Criticism in the Netherlands, home to many of the murdered passengers, was only marginally quietened by the disclosure that Dutch prosecutors had been allowed to interview him before the exchange. It also emerged that several of those freed by Ukraine were actually Ukrainians, captured while fighting on the pro-Russian side – underlining the complexity of a conflict that some consider a war between states and others a civil war.

These are not the only obstacles Zelensky faces. Future prison swaps could run into trouble as Ukraine simply runs out of Russian prisoners, while Vladimir Putin may be reluctant to give too much ground, literally and metaphorically, for fear of looking weak. He has to face public opinion, too. Putin has described Zelensky as more “realistic” than his predecessor, raising hopes of some progress in the multi-party talks on fulfilling the Minsk agreements – but talks due to be held this week were postponed. That could be bad news (indicating stalemate), or good news (behind-the-scenes bargaining to make the next meeting worthwhile).

Zelensky and his ministers are also likely to face fierce opposition to their plans to break up Ukraine’s monopolies – plans that necessarily threaten the interests of the oligarchs who still wield much political power. During the campaign, Zelensky cited the choice Putin laid down (and enforced) to Russia’s oligarchs in 2001: you can have your money or your political clout, but you cannot have both. The oligarchs of Ukraine have yet to be forced to make that decision.
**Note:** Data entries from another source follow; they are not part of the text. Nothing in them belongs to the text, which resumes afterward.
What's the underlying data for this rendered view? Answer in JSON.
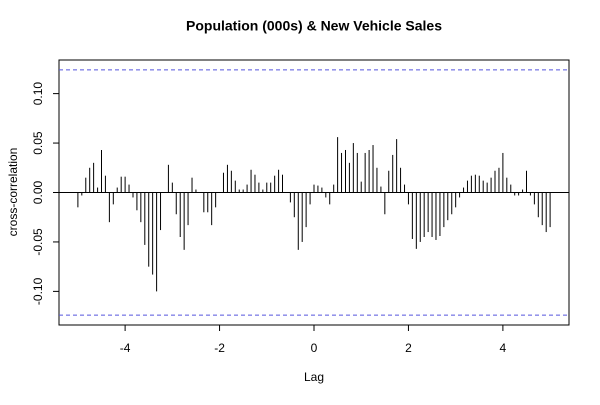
{
  "chart_data": {
    "type": "ccf",
    "title": "Population (000s) & New Vehicle Sales",
    "xlabel": "Lag",
    "ylabel": "cross-correlation",
    "x": [
      -5,
      -4.917,
      -4.833,
      -4.75,
      -4.667,
      -4.583,
      -4.5,
      -4.417,
      -4.333,
      -4.25,
      -4.167,
      -4.083,
      -4,
      -3.917,
      -3.833,
      -3.75,
      -3.667,
      -3.583,
      -3.5,
      -3.417,
      -3.333,
      -3.25,
      -3.167,
      -3.083,
      -3,
      -2.917,
      -2.833,
      -2.75,
      -2.667,
      -2.583,
      -2.5,
      -2.417,
      -2.333,
      -2.25,
      -2.167,
      -2.083,
      -2,
      -1.917,
      -1.833,
      -1.75,
      -1.667,
      -1.583,
      -1.5,
      -1.417,
      -1.333,
      -1.25,
      -1.167,
      -1.083,
      -1,
      -0.917,
      -0.833,
      -0.75,
      -0.667,
      -0.583,
      -0.5,
      -0.417,
      -0.333,
      -0.25,
      -0.167,
      -0.083,
      0,
      0.083,
      0.167,
      0.25,
      0.333,
      0.417,
      0.5,
      0.583,
      0.667,
      0.75,
      0.833,
      0.917,
      1,
      1.083,
      1.167,
      1.25,
      1.333,
      1.417,
      1.5,
      1.583,
      1.667,
      1.75,
      1.833,
      1.917,
      2,
      2.083,
      2.167,
      2.25,
      2.333,
      2.417,
      2.5,
      2.583,
      2.667,
      2.75,
      2.833,
      2.917,
      3,
      3.083,
      3.167,
      3.25,
      3.333,
      3.417,
      3.5,
      3.583,
      3.667,
      3.75,
      3.833,
      3.917,
      4,
      4.083,
      4.167,
      4.25,
      4.333,
      4.417,
      4.5,
      4.583,
      4.667,
      4.75,
      4.833,
      4.917,
      5
    ],
    "values": [
      -0.015,
      -0.003,
      0.015,
      0.025,
      0.03,
      0.005,
      0.043,
      0.017,
      -0.03,
      -0.012,
      0.005,
      0.016,
      0.016,
      0.008,
      -0.005,
      -0.018,
      -0.03,
      -0.053,
      -0.075,
      -0.083,
      -0.1,
      -0.038,
      0,
      0.028,
      0.01,
      -0.022,
      -0.045,
      -0.058,
      -0.033,
      0.015,
      0.003,
      0,
      -0.02,
      -0.02,
      -0.033,
      -0.015,
      0,
      0.02,
      0.028,
      0.022,
      0.012,
      0.003,
      0.003,
      0.008,
      0.023,
      0.018,
      0.01,
      0.003,
      0.01,
      0.01,
      0.017,
      0.023,
      0.018,
      0,
      -0.01,
      -0.025,
      -0.058,
      -0.05,
      -0.035,
      -0.012,
      0.008,
      0.007,
      0.005,
      -0.005,
      -0.012,
      0.008,
      0.056,
      0.04,
      0.043,
      0.03,
      0.05,
      0.04,
      0.011,
      0.04,
      0.043,
      0.048,
      0.025,
      0.006,
      -0.022,
      0.022,
      0.038,
      0.054,
      0.025,
      0.008,
      -0.012,
      -0.047,
      -0.057,
      -0.05,
      -0.045,
      -0.04,
      -0.045,
      -0.048,
      -0.044,
      -0.035,
      -0.028,
      -0.022,
      -0.015,
      -0.005,
      0.005,
      0.012,
      0.017,
      0.018,
      0.017,
      0.012,
      0.01,
      0.015,
      0.022,
      0.025,
      0.04,
      0.015,
      0.008,
      -0.003,
      -0.003,
      0.003,
      0.022,
      -0.003,
      -0.012,
      -0.025,
      -0.033,
      -0.04,
      -0.035
    ],
    "color": "#000000",
    "ci_lines": [
      0.124,
      -0.124
    ],
    "ci_color": "#5555dd",
    "xlim": [
      -5.4,
      5.4
    ],
    "xticks": [
      -4,
      -2,
      0,
      2,
      4
    ],
    "ylim": [
      -0.134,
      0.134
    ],
    "yticks": [
      {
        "value": -0.1,
        "label": "-0.10"
      },
      -0.05,
      {
        "value": 0,
        "label": "0.00"
      },
      0.05,
      {
        "value": 0.1,
        "label": "0.10"
      }
    ]
  }
}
The drawback is that Zelensky’s own position could be compromised by his past business ties with banker and media tycoon Ihor Kolomoiskiy. Having lived in self-imposed exile since his failing bank was forcibly nationalised in 2016, Kolomoiskiy was back in Ukraine within weeks of Zelensky’s election, apparently hoping to strike a deal. The IMF and foreign investors are adamant this should not happen. It could be Zelensky’s next big test.

And yet, and yet. Ukraine is already changing in ways faster and more profound than at any time in its 30 years since independence. This is all the more impressive for being triggered at the ballot box, not by street protests or revolution, and without outside pressure or even support – as the initially mealy-mouthed congratulations from some western capitals showed. There remains some scepticism in those quarters, as Zelensky and his team plough ahead with markedly less deference to foreign advice than before. But then again, doesn’t change, real change, have to come from within?

For the time being, Kiev seems cheerful and upbeat. Any excitement about Ukraine’s prospects, though, must still be tempered. Enthusing under the auburn chestnut trees about the post-election mood change, I was interrupted by a German professor who had just had his wallet snatched on the underground. I remain optimistic. But it was a salutary warning to be careful – and not just when using Kiev’s aged public transport.